A similar effort is underway in California. On August 10, Governor Gavin Newsom announced a new initiative to provide resources and services for those needing to isolate. A coalition of private and philanthropic entities (including CHCF) committed $81.8 million to build up the state’s culturally and linguistically competent contact-tracing workforce, including CHW/Ps, and pay for care resources like food assistance and delivery, support for rent payments, and child care.
These efforts will be crucial for mitigating the spread of the coronavirus among the state’s agricultural workers, who often work and live in conditions that make it nearly impossible to practice physical distancing. Given the large population of migrant workers in California, a new report from the Center for Health Care Strategies emphasizes “a need for multilingual, community-based individuals to serve as CHW/Ps who understand the needs and priorities of those they serve and who can connect them to necessary resources in a culturally responsive way.”
Public Health Departments Maxed Out
So far, only Alaska, Massachusetts, Montana, New York, Oregon, Vermont, West Virginia, and Washington, DC, have enough contact tracers to investigate their current burden of recent cases, according to an NPR analysis. California has approximately 15 contact tracers per 100,000 residents — about half the state’s estimated need.

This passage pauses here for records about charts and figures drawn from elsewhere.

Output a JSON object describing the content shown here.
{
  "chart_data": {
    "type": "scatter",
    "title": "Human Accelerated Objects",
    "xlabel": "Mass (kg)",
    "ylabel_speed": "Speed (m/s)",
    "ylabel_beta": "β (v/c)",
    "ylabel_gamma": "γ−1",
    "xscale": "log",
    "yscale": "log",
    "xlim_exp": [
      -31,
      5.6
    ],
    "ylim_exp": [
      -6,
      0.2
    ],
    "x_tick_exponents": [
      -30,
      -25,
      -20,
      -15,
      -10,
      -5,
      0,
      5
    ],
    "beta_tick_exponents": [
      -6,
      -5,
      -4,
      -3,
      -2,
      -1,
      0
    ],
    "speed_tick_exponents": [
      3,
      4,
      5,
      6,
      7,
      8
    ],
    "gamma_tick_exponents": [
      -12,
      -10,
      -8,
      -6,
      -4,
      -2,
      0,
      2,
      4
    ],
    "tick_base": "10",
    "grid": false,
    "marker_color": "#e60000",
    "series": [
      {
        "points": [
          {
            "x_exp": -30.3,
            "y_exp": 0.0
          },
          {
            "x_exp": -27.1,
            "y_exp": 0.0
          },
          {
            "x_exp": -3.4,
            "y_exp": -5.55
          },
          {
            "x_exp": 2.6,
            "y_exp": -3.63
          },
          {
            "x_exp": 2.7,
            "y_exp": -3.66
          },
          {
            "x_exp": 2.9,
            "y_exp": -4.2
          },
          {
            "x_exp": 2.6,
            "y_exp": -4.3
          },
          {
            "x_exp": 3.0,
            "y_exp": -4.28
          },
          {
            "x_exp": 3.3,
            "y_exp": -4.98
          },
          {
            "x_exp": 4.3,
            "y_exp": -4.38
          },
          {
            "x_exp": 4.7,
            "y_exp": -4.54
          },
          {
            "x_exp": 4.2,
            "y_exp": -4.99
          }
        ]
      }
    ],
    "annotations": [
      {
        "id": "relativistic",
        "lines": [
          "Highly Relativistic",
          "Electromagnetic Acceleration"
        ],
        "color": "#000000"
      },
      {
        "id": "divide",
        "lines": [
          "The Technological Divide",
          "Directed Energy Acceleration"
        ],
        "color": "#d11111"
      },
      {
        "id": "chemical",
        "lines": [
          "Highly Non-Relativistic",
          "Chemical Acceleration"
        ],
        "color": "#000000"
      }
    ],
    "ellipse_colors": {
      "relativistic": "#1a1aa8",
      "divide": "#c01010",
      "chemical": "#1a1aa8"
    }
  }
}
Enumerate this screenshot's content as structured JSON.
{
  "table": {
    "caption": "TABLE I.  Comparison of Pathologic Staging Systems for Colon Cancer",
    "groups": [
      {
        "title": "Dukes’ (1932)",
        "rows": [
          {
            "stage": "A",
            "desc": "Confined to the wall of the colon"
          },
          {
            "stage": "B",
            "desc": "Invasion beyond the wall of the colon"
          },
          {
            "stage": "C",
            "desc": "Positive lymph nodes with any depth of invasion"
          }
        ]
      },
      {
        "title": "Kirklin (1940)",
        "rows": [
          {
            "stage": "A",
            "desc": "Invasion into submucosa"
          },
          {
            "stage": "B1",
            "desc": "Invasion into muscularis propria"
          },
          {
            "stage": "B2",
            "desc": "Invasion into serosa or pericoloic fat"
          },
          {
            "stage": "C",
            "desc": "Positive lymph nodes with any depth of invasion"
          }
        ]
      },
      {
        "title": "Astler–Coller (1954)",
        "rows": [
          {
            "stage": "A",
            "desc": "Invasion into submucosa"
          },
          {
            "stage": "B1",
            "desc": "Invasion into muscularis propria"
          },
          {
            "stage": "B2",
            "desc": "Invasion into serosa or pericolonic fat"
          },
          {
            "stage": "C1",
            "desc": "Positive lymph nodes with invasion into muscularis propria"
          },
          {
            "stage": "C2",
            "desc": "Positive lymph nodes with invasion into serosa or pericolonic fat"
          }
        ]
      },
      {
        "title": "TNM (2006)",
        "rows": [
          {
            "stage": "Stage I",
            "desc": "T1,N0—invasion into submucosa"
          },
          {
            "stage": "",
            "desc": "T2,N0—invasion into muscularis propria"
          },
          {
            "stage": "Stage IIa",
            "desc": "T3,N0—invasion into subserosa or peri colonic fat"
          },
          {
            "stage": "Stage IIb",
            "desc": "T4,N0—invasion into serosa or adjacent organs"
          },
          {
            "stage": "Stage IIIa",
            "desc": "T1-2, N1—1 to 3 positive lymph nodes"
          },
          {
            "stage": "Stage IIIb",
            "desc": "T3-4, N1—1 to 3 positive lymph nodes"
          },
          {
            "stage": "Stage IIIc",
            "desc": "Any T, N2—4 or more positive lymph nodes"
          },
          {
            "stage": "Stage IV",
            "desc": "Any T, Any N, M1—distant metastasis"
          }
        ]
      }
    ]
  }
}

It’s difficult to piece together a contact-tracing workforce in the middle of a public health emergency, with underfunded and understaffed local public health departments maxed out after five months of pandemic response. That’s why a growing number of health planners and advocates propose hiring CHW/Ps to help. “Stepped-up contact tracing efforts aimed at identifying and counseling those who may have been exposed to COVID-19 may provide a way to hire community health workers,” independent journalist Rob Waters wrote in Health Affairs.
“I think community health workers in the COVID-19 era have the potential for being like the Civilian Conservation Corps of the Great Depression,” Asaf Bitton, MD, MPH, executive director of Ariadne Labs, told Waters. “We could pay huge numbers of people who will be out of work to serve their community; get trained in a set of skills, both inside and outside of health care; produce better health; and offer a massive economic, social, and medical benefit.”
Shewry Joins CDPH
Sandra Shewry, MPH, MSW, vice president of External Engagement for CHCF, has been named acting director of the California Department of Public Health by Governor Newsom. Please join us in wishing her well in this interim role!